Pueden imaginarse lo que ocurrió cuando los trabajadores quedaron en paro: dejaron de pagar sus hipotecas, los inversores perdieron el dinero invertido en favor de esas hipotecas, las aseguradoras tuvieron que pagar miles de millones a los bancos y quebraron, arrastrando con ellas a todo el tejido económico del país (y casi del planeta). Todo esto fue posible porque el gobierno había ejecutado leyes que favorecían dichas actividades, desregularizando el sistema bancario. Estas leyes fueron redactadas por exdirectivos de las mismas entidades que posteriormente llevaron a cabo la estafa. Al parecer, las puertas giratorias son de ida y vuelta y no solo son cosa de nuestro país. Y de aquellos barros, estos lodos que día tras día llenan las páginas de la prensa y acaparan minutos de pantalla. Si alguien quiere indagar más sobre el asunto, recomiendo el visionado del documental Inside Job, ganador del Óscar en el año 2011.

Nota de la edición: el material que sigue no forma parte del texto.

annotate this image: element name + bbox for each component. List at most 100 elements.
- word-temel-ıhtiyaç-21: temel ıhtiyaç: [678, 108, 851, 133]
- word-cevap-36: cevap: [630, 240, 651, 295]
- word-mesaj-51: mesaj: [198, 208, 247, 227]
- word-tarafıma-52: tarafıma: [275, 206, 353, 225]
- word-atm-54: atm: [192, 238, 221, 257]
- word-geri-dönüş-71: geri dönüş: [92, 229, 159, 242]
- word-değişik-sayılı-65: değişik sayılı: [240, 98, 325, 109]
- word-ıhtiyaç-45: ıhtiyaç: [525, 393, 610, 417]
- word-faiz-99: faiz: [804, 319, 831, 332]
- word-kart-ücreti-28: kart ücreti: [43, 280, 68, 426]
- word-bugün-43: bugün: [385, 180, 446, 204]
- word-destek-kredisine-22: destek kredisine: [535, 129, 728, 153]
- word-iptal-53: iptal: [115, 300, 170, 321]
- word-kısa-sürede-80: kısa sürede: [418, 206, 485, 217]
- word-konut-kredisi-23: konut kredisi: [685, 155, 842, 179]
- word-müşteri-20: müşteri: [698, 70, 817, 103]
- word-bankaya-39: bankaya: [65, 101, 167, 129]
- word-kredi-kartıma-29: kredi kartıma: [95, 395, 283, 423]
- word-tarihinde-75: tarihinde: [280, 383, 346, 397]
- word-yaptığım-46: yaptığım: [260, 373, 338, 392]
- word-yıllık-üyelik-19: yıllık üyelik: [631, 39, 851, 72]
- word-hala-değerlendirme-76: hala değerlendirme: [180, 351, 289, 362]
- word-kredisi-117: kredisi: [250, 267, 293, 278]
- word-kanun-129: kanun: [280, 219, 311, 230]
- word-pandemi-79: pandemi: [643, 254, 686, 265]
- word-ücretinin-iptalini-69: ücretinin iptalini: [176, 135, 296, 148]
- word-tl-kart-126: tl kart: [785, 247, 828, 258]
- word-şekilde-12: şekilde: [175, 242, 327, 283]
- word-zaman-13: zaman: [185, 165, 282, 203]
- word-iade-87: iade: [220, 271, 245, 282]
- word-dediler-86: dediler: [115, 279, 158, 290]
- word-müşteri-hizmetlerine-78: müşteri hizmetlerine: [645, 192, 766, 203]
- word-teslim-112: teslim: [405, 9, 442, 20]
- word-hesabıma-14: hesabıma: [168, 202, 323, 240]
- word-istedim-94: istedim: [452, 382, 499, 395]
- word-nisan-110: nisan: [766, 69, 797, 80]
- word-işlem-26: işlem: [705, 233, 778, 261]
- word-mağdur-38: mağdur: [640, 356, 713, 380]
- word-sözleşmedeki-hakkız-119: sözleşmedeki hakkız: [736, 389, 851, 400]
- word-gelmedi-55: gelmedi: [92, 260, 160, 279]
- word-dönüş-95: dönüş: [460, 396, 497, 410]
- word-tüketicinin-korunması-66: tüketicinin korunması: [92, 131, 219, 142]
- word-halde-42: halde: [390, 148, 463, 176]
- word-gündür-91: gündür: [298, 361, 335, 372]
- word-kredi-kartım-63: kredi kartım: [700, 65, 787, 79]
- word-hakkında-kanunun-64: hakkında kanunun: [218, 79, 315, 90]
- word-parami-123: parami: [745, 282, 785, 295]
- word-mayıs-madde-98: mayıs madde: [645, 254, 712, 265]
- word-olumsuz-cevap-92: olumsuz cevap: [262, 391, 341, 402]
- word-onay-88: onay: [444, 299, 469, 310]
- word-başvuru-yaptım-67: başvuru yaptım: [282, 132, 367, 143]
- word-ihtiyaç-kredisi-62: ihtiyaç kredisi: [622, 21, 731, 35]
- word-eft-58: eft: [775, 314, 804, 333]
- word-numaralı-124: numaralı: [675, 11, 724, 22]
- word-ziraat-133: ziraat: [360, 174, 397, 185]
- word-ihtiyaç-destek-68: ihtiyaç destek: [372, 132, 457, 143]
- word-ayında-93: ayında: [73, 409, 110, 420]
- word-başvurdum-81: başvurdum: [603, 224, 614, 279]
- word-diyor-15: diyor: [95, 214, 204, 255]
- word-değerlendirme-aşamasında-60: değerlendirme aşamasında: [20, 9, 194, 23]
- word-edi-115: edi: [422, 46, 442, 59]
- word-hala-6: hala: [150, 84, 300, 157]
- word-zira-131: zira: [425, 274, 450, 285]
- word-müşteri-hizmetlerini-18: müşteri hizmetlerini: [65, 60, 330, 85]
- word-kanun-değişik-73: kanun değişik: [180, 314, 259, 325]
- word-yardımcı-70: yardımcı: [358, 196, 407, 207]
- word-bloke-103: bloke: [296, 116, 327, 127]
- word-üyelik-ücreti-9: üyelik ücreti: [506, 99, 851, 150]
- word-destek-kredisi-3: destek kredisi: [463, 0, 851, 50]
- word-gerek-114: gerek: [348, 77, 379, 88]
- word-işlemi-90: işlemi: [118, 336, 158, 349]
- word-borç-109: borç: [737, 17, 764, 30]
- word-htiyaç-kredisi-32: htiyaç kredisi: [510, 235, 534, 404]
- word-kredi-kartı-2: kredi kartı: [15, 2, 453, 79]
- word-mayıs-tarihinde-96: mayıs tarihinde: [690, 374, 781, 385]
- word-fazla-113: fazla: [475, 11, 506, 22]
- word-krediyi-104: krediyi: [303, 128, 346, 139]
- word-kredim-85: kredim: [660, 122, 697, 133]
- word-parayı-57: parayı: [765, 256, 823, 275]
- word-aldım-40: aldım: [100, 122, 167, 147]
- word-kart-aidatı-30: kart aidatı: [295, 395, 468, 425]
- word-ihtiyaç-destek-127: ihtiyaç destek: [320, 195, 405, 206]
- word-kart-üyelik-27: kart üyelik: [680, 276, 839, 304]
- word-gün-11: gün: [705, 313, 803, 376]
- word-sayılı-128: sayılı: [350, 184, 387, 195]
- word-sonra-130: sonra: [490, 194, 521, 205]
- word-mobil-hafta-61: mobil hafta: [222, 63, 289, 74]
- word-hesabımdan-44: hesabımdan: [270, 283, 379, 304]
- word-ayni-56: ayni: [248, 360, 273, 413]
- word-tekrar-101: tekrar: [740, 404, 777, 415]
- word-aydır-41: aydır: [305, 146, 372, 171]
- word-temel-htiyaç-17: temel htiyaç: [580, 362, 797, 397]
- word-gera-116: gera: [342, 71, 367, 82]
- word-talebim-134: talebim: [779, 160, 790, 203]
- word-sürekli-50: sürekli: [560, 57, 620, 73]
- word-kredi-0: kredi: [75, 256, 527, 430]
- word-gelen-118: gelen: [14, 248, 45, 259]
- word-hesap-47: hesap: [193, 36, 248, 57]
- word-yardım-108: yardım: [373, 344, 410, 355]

Teniendo esto en cuenta y mirándonos con perspectiva no somos más que pequeñas abejas obreras en un enorme colmenar. Cada colmena tiene su reina que se cree mandataria en sus dominios sin ser consciente de que todas trabajan juntas para un bien mayor: el beneficio del apicultor. Lástima que ese apicultor no luche por el avance de la sociedad. Más bien se dedica a enriquecerse llenándose los bolsillos de dinero y los zapatos de la sangre de sus semejantes mientras los pisotea para ascender en esa ilusoria pirámide de poder.
Para evitar que esta degeneración del Estado de derecho siga respaldando a ladrones y criminales como bien ha pasado en nuestro país (caso Taula, Gürtel, Bárcenas, Bankia, Rumasa, Púnica, Nóos, Mercasevilla, Malaya, Invercaria, Brugal y Filesa, por nombrar solamente algunos de los más sonados mediáticamente), los gobernantes deberían sufrir un control mucho mayor sobre sus actos. No puede ser que nuestro ministro de economía, el señor Luis de Guindos, formara parte del consejo asesor -a nivel europeo- y fuera director en España y Portugal de Lehman Brothers (involucrada activamente en la crisis anteriormente mencionada) hasta su quiebra en 2008. No puede ser que una persona vinculada a una de las mayores estafas económicas de la historia de la humanidad sea nuestro Ministro de Economía. No puede ser que nos vigilen y controlen este tipo de personajes sin escrúpulos y que portan distinta chaqueta según quién tengan delante.
En un sistema compuesto mayormente por países corruptos, con sus aparatos y cuerpos del estado corrompidos por la codicia, ¿quién nos lanzará una cuerda cuando las arenas movedizas de la corrupción nos estén ahogando? ¿Quién nos liberará de las invisibles cadenas opresoras de este capitalismo salvaje? ¿Quién velará porque nuestros derechos no sigan siendo pisoteados por estos ensangrentados y carísimos zapatos? ¿Quién nos defenderá cuando logremos salir a flote y emprendamos nuestra venganza contra quienes nos abandonaron ahí, en el desierto de la pobreza y el paro?
¿Quién va a salvarnos de nuestros salvadores? ¿Quién va a salvarnos de nosotros mismos?
En definitiva… ¿Quién vigila a los vigilantes?